Shortly after 9:25 p.m., on January 12, 1984, a private patient attendant discovered a fire involving furnishings in a exit access corridor at the Beaumont Nursing Home in Little Rock, Arkansas and notified nursing staff. After being notified by the attendant, the staff initiated emergency procedures which included evacuating those patients closest to the fire and closing remaining patient room doors. Fire department units arrived at the Beaumont Nursing Home at approximately 9:38 p.m. and found fire showing in the northeast corner of the building. Fire fighters observed the nursing staff and civilians in the process of evacuating some of the 57 patients from the home. The fire caused severe damage to a section of the building,and resulted in the death of two patients and injury to 12 others.

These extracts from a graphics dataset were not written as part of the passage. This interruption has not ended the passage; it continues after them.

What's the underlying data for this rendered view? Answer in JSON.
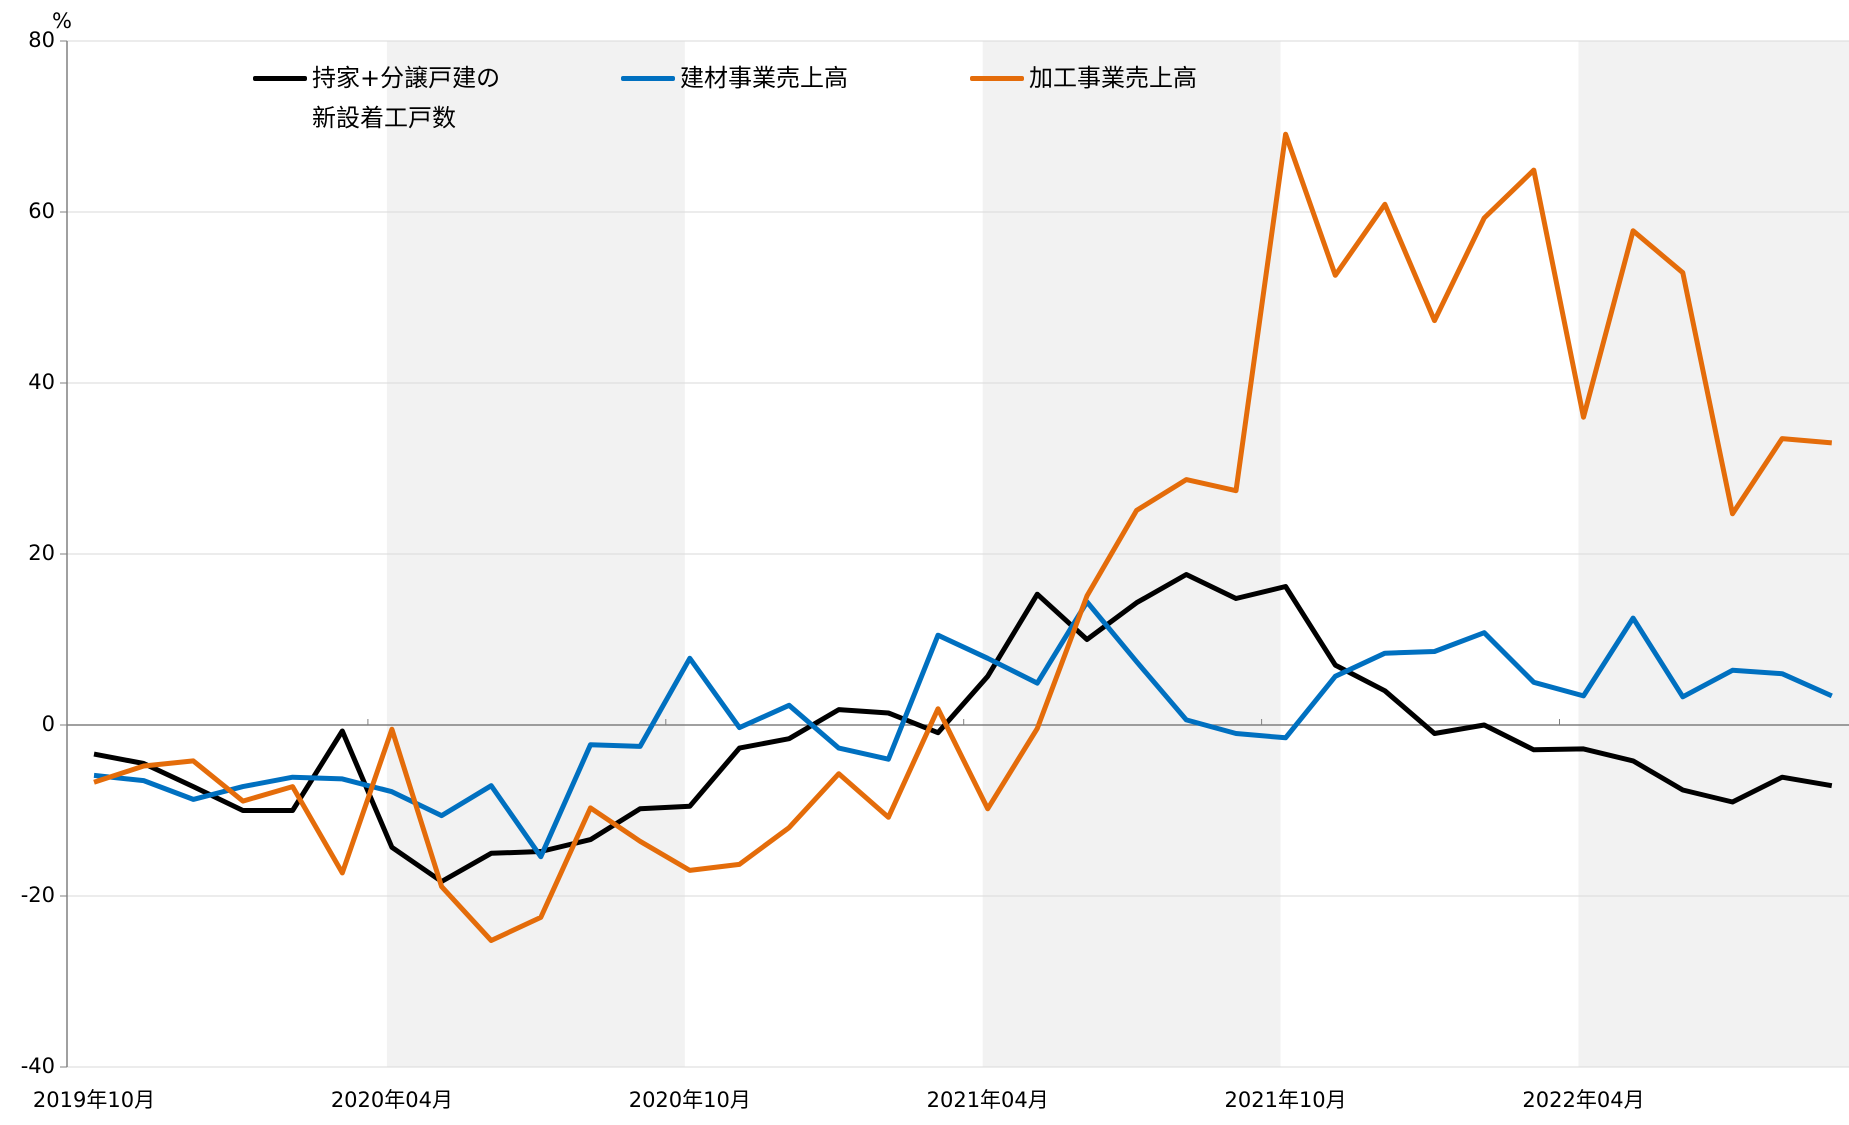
{
  "chart_data": {
    "type": "line",
    "y_label": "%",
    "categories": [
      "2019年10月",
      null,
      null,
      null,
      null,
      null,
      "2020年04月",
      null,
      null,
      null,
      null,
      null,
      "2020年10月",
      null,
      null,
      null,
      null,
      null,
      "2021年04月",
      null,
      null,
      null,
      null,
      null,
      "2021年10月",
      null,
      null,
      null,
      null,
      null,
      "2022年04月",
      null,
      null,
      null,
      null,
      null
    ],
    "series": [
      {
        "name": "持家+分譲戸建の新設着工戸数",
        "color": "#000000",
        "values": [
          -3.4,
          -4.5,
          -7.2,
          -10,
          -10,
          -0.7,
          -14.3,
          -18.3,
          -15,
          -14.8,
          -13.4,
          -9.8,
          -9.5,
          -2.7,
          -1.6,
          1.8,
          1.4,
          -0.9,
          5.7,
          15.3,
          10,
          14.3,
          17.6,
          14.8,
          16.2,
          7,
          4,
          -1,
          0,
          -2.9,
          -2.8,
          -4.2,
          -7.6,
          -9,
          -6.1,
          -7.1
        ]
      },
      {
        "name": "建材事業売上高",
        "color": "#0070c0",
        "values": [
          -5.9,
          -6.5,
          -8.7,
          -7.2,
          -6.1,
          -6.3,
          -7.8,
          -10.6,
          -7.1,
          -15.4,
          -2.3,
          -2.5,
          7.8,
          -0.3,
          2.3,
          -2.7,
          -4,
          10.5,
          7.8,
          4.9,
          14.4,
          7.4,
          0.6,
          -1,
          -1.5,
          5.7,
          8.4,
          8.6,
          10.8,
          5,
          3.4,
          12.5,
          3.3,
          6.4,
          6,
          3.4
        ]
      },
      {
        "name": "加工事業売上高",
        "color": "#e46c0a",
        "values": [
          -6.7,
          -4.8,
          -4.2,
          -8.9,
          -7.2,
          -17.3,
          -0.5,
          -18.9,
          -25.2,
          -22.5,
          -9.7,
          -13.6,
          -17,
          -16.3,
          -12,
          -5.7,
          -10.8,
          1.9,
          -9.8,
          -0.4,
          15.1,
          25.1,
          28.7,
          27.4,
          69.1,
          52.6,
          60.9,
          47.3,
          59.3,
          64.9,
          36,
          57.8,
          52.9,
          24.7,
          33.5,
          33
        ]
      }
    ],
    "ylim": [
      -40,
      80
    ],
    "yticks": [
      -40,
      -20,
      0,
      20,
      40,
      60,
      80
    ],
    "grid": true
  }
}
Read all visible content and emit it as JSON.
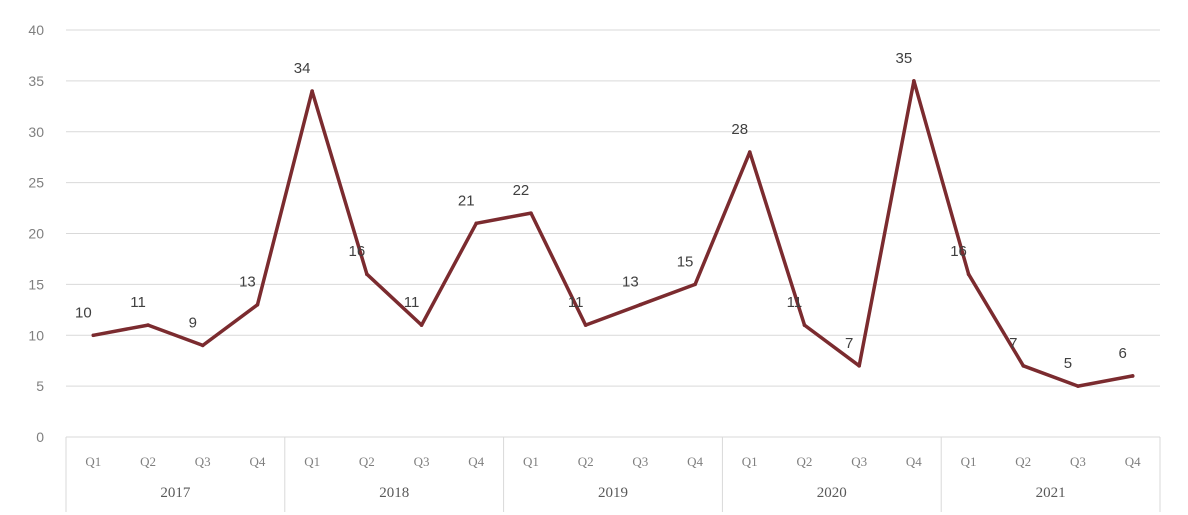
{
  "chart_data": {
    "type": "line",
    "title": "",
    "xlabel": "",
    "ylabel": "",
    "ylim": [
      0,
      40
    ],
    "yticks": [
      0,
      5,
      10,
      15,
      20,
      25,
      30,
      35,
      40
    ],
    "grid": true,
    "legend": "none",
    "groups": [
      {
        "label": "2017",
        "quarters": [
          "Q1",
          "Q2",
          "Q3",
          "Q4"
        ]
      },
      {
        "label": "2018",
        "quarters": [
          "Q1",
          "Q2",
          "Q3",
          "Q4"
        ]
      },
      {
        "label": "2019",
        "quarters": [
          "Q1",
          "Q2",
          "Q3",
          "Q4"
        ]
      },
      {
        "label": "2020",
        "quarters": [
          "Q1",
          "Q2",
          "Q3",
          "Q4"
        ]
      },
      {
        "label": "2021",
        "quarters": [
          "Q1",
          "Q2",
          "Q3",
          "Q4"
        ]
      }
    ],
    "series": [
      {
        "color": "#7b2b2f",
        "values": [
          10,
          11,
          9,
          13,
          34,
          16,
          11,
          21,
          22,
          11,
          13,
          15,
          28,
          11,
          7,
          35,
          16,
          7,
          5,
          6
        ],
        "labels": [
          "10",
          "11",
          "9",
          "13",
          "34",
          "16",
          "11",
          "21",
          "22",
          "11",
          "13",
          "15",
          "28",
          "11",
          "7",
          "35",
          "16",
          "7",
          "5",
          "6"
        ]
      }
    ]
  }
}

The one-story Beaumont Nursing Home was built in two separate sections separated by a four-hour fire wall. The section on the building in which the fire occurred was built in 1954, and was of ordinary construction. Fire protection features in this section of the building included automatic sprinkler protection and automatic smoke detector protection connected to a building fire alarm system
Fire department investigators have determined the cause of the fire to be an electrical short in an extension cord which ignited furnishings in an exit access corridor. Investigators also determined that the water supply to the automatic sprinkler system had been shut off; the automatic smoke detection system was not functioning properly; and there was a delay in the notification of the fire department. As a result, the fire was able to develop undetected by automatic systems and was well established at the time of discovery. This allowed heat and smoke to spread throughout this section of the nursing home.
Five significant factors were identified during the investigation as contributing factors to the loss of life and injuries from this fire. These factors were:
• A closed valve due to a ruptured underground supply line preventing water flow
from the public main into the building's sprinkler system;
• The lack of a properly functioning building fire alarm system;
• The location of the "T.V. room" in the exit access corridor;
• A delay by nursing staff in the notification of the fire department;
• The failure of established inspection and testing programs to identify deficiencies
in various components of the fire protection systems provided at the nursing home.